Another notable facet of the Energy Reforms in the upstream oil and gas sector is the fact that the Ministry of Energy will conduct a “Round Zero” in which PEMEX may request that it be assigned certain exploration and production areas. To be assigned any such areas, PEMEX must demonstrate to the National Hydrocarbons Commission that it has the expertise, technical ability and resources to efficiently operate. For areas where PEMEX has invested in exploratory work, PEMEX may propose to continue such activities for three years, with the option to extend for up to two more. These areas may be held beyond this time if PEMEX successfully produces hydrocarbons from them prior to the expiration of the assignment. To maintain an interest in areas where PEMEX is currently producing, PEMEX must deliver to the Ministry of Energy a development plan that provides for efficient and competitive production going forward.
Midstream and Downstream Oil and Gas
The Energy Reforms also seek to open the midstream oil and gas sector to private investment. Whereas currently a federal statute prohibits private participation in midstream and downstream projects, the Energy Reforms alter the regulatory framework to allow private companies to obtain permits to operate midstream and downstream assets.
In terms of the midstream sector, the Energy Regulatory Commission (CRE) will be the issuing body of permits for the storage, transportation and distribution of hydrocarbon products. The CRE will also be charged with promulgating regulations governing the first-hand sales of such products. Furthermore, within 12 months after the Energy Reforms’s enactment, the Executive Branch of the Mexican Government shall issue a decree to create the National Center of Natural Gas Control, an agency that will oversee the pipelines currently operated by PEMEX. PEMEX will be required to transfer to this new Center all resources, contracts and infrastructure necessary for it to carry out this function.
In the downstream sector, the Ministry of Energy will be the regulatory body that issues permits for processing gas and refining oil products.
Additionally, the Energy Reforms seek to create a competitive wholesale power market by opening the power generation sector to private investment. Electric transmission and distribution will remain a public activity and within the purview of CFE.
To effect this reform, the Executive Branch shall create the National Center of Energy Control within 12 months of the Energy Reforms’s enactment. It will be independent of CFE and will be charged with controlling the national wholesale electricity market as well as ensuring open access to the grid.
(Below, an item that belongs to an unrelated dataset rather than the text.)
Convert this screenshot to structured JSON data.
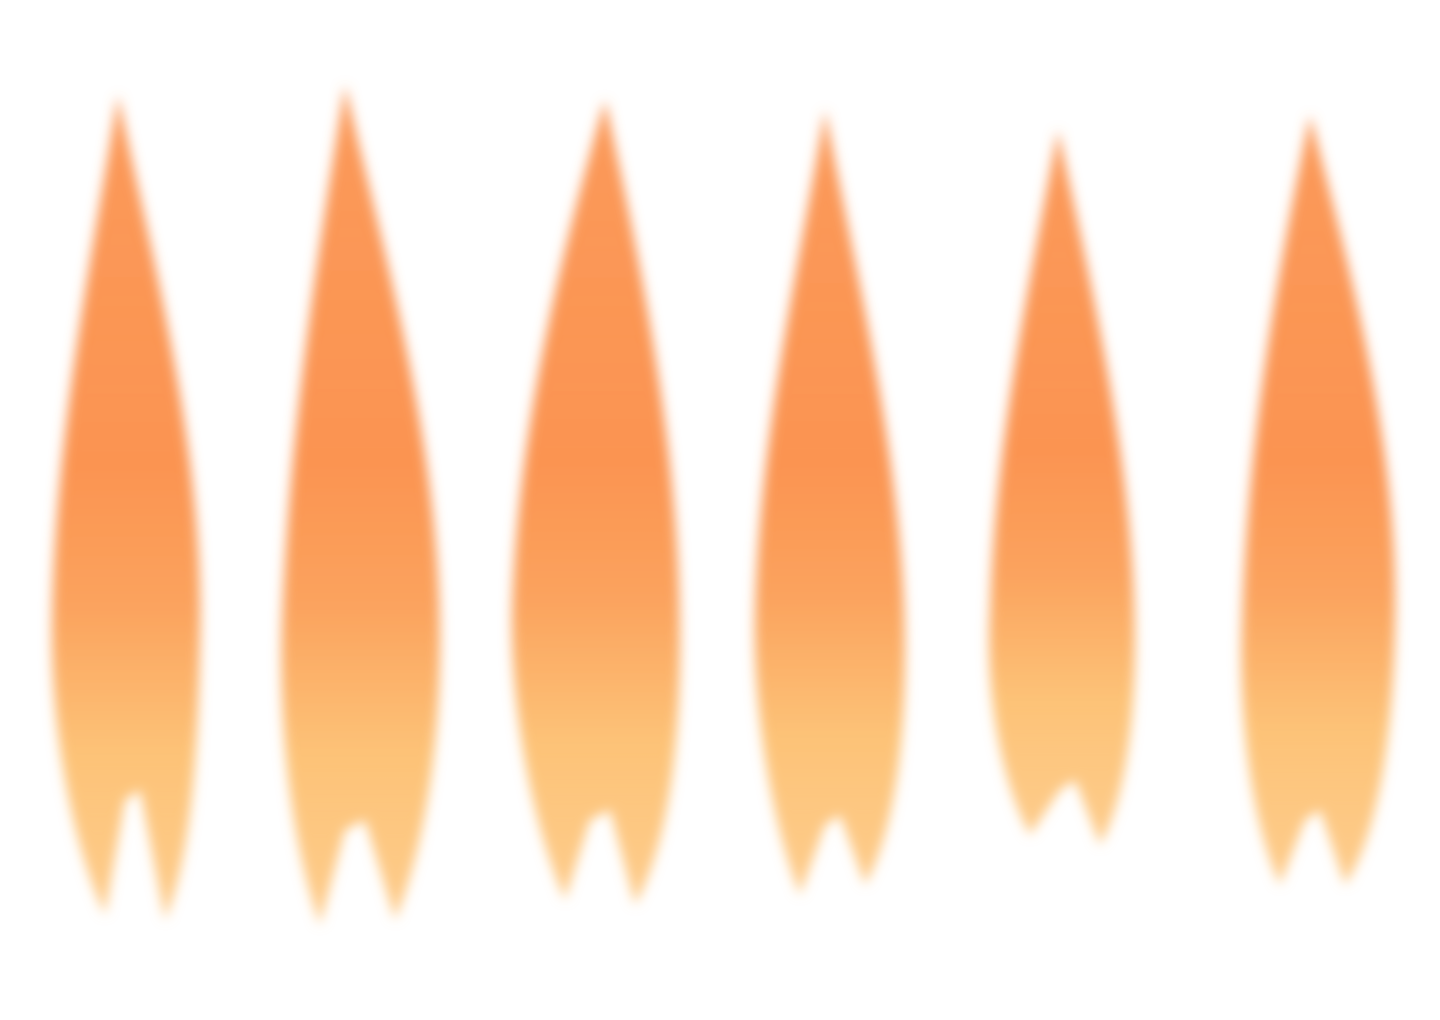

CFE will be required to transfer all necessary resources to the National Center of Energy Control.
The Energy Reforms provide for the creation of the National Agency for Industrial Safety and Environmental Protection (SEMARNAT) which will be charged with regulating and supervising industrial and operational safety as well as environmental protection efforts. In addition, within 12 months, the Mexican Congress is required to establish additional environmental protection guidelines regarding the energy sector.
Mexican Petroleum Fund for Stabilization and Development
The Energy Reforms create a public trust called the Mexican Petroleum Fund for Stabilization and Development. This trust will be administered by Mexico’s central bank, subject to transparency rules that will be developed in secondary legislation and will be charged with administering, investing and distributing oil revenues. The fund will be set up in 2014 and will become effective in 2015.